Deskripsi Pekerjaan
At NexusScale, we are architecting the next generation of resilient cloud infrastructure. We are looking for a Senior Site Reliability Engineer to join our mission-critical platform team. You will be instrumental in bridging the gap between software development and IT operations, ensuring our global services remain performant, scalable, and secure.
This role offers the opportunity to tackle complex distributed systems challenges in a fast-paced, innovation-first environment. If you are passionate about automation, observability, and infrastructure-as-code, we want to hear from you.
Tanggung Jawab
- Design, build, and maintain scalable infrastructure using Terraform and Kubernetes.
- Automate operational tasks to minimize manual intervention and reduce toil.
- Proactively monitor system performance and troubleshoot complex production incidents.
- Define and implement Service Level Objectives (SLOs) and error budgets.
- Participate in a collaborative on-call rotation to ensure 99.99% system availability.
- Lead post-mortem analysis sessions to drive continuous improvement in system architecture.
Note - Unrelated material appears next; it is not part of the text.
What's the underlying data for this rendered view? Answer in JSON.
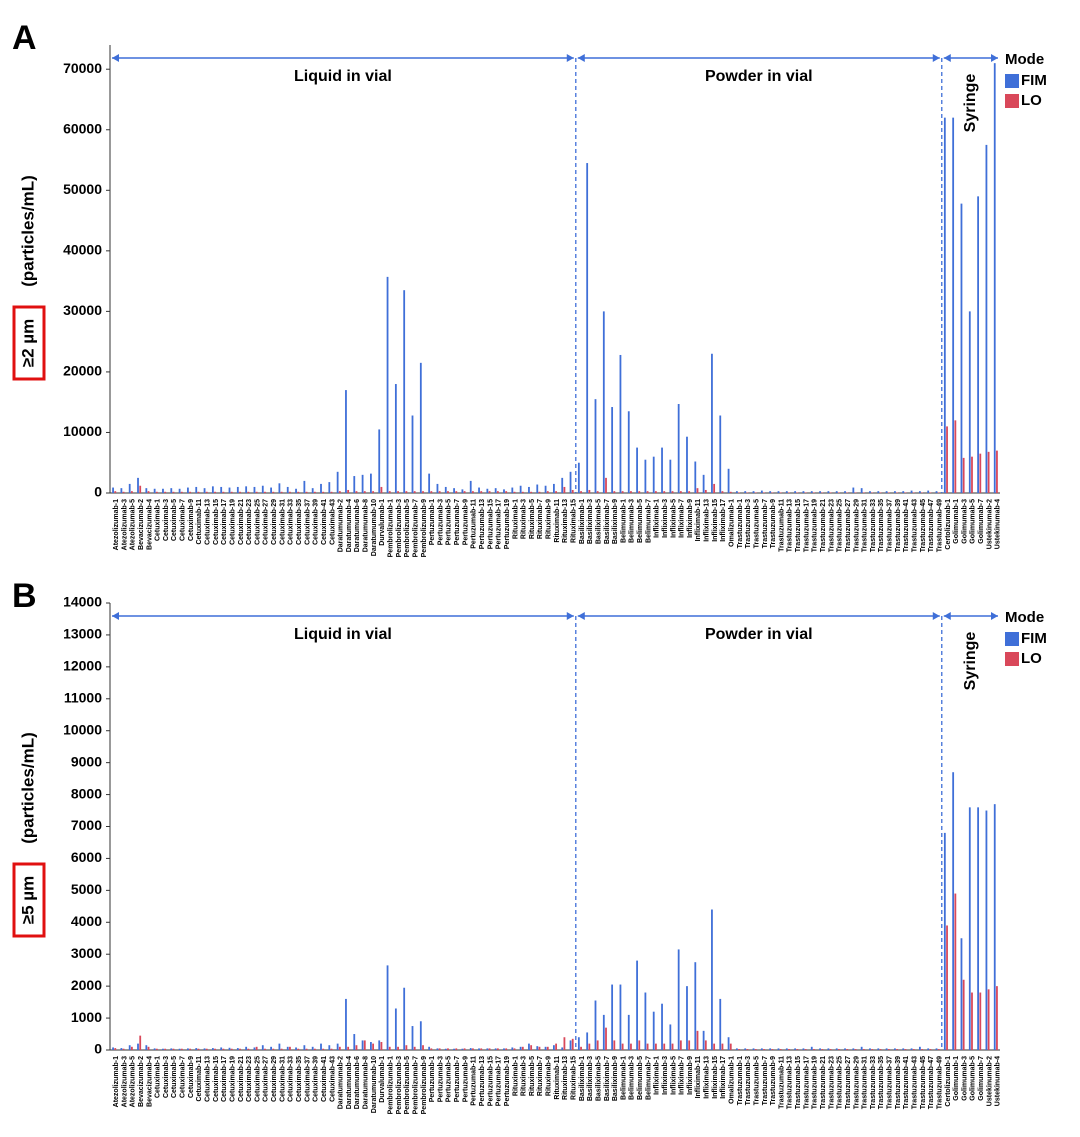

- Collaborate with cross-functional engineering teams to integrate security best practices into the CI/CD pipeline.
Kualifikasi
- Bachelor’s degree in Computer Science, Engineering, or equivalent practical experience.
- 5+ years of experience in SRE, DevOps, or Systems Engineering roles.
- Deep expertise in public cloud platforms (AWS, GCP, or Azure).
- Proven proficiency in container orchestration (Kubernetes) and service meshes.
- Strong programming skills in Python, Go, or Ruby for automation scripting.
- In-depth understanding of Linux internals, networking, and security protocols.
- Experience managing large-scale distributed databases and caching layers.